Districts and villages
Bengunji; Bango, Bangunji, Bikutture, Bikwala, Bishiwai, Dilange (Dutse), Kalo, Kulan, Laluwa, Najeji, Suli, Yelchen-Yelchen.

Burak; Dabuki, Dajanwani, Kwanankukah, Lasanjang, Pirim, Sabonlayi, Shemyam, Tauni, Burak.

Filiya; Chengun, Disga, Farin-Kasa, Filiya, Jauro-Sajo, Lababali, Yapandi, Yarana.

Gundale; Anguwar Jauro Sule, Bebulo, Gundale, Gurwa, Kambuluk, Marke, Sakram, Swaja, Tudun Wada, Yelwa Gurwa.

Gwandum; Danjigiri, Garko, Golombi, Gujuba, Gwandum, Gwanlammeche, Gwere Yelwa, Katagum, Keffi, Kukah, Lalingling, Majidadi, Pamadu, Pilame, Popandi, Sabongari, Tambau, Toro, Yabayo, Yafuto.

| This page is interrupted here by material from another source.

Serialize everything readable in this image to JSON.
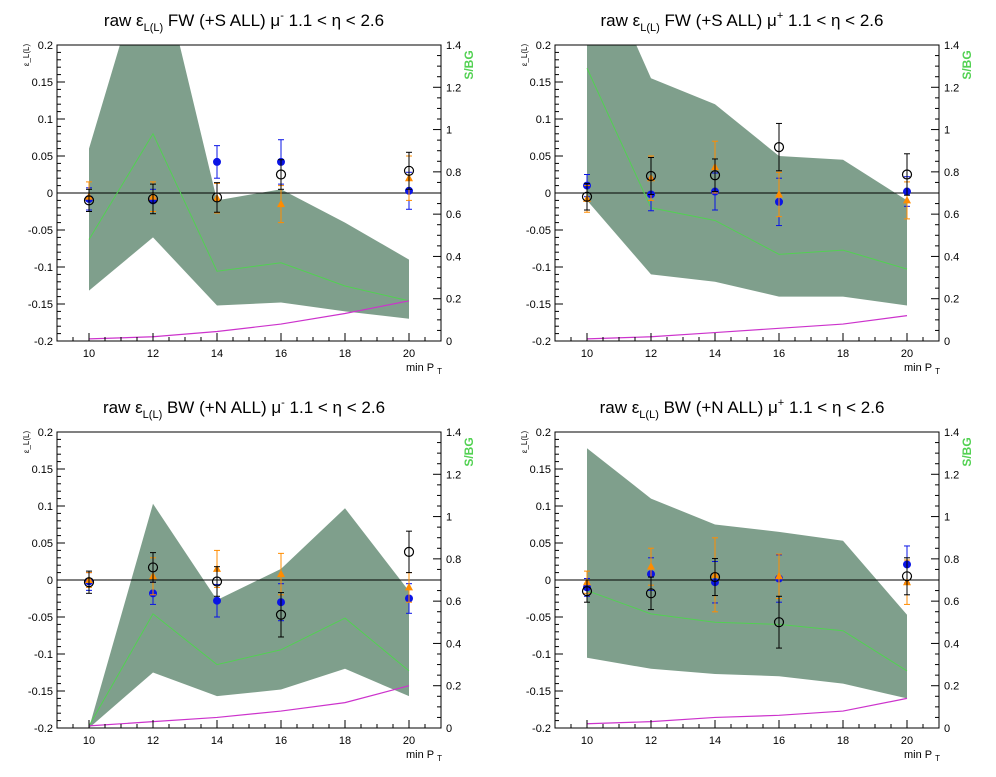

Kushi; Dankunni, Dirang, Gomle, Kaure, Kommo, Kugwayam, Kushi, Ladongor, Lapandintai, Sabongari, Tanjania, Tatadar

Shongom; Amkolom, Boh, Kalishen, Karel, Kulishin, Labarya, Labayo, Labeke, Laduka, Lakenturum, Lakumji, Lalaipido, Lapan (Lapan), Lasadar, Lasanjang, Lasasap, Lashikoldok, Latatar, Latur, Lawishi, Layasakalak, Pokata, Tedmugzu.

Population 
The population of  Shongom in 2006 census was 151,520.

Postal Code 

The postal code of the area is 770.

Geographical Coordinates 
Latitude: 9.65, Longitude: 11.2167
9° 39′ 0″ North, 11° 13′ 0″ East

Area 
92,200 hectares
922.00 km² (355.99 sq mi)

Altitude 
383 m (1,257 ft)

Climate 
Tropical savanna climate.

Chairman of Shongom LGA 
The present Chairman of Shongom Local Government Area is Yohanna Nahari, from All Progressive Congress (APC).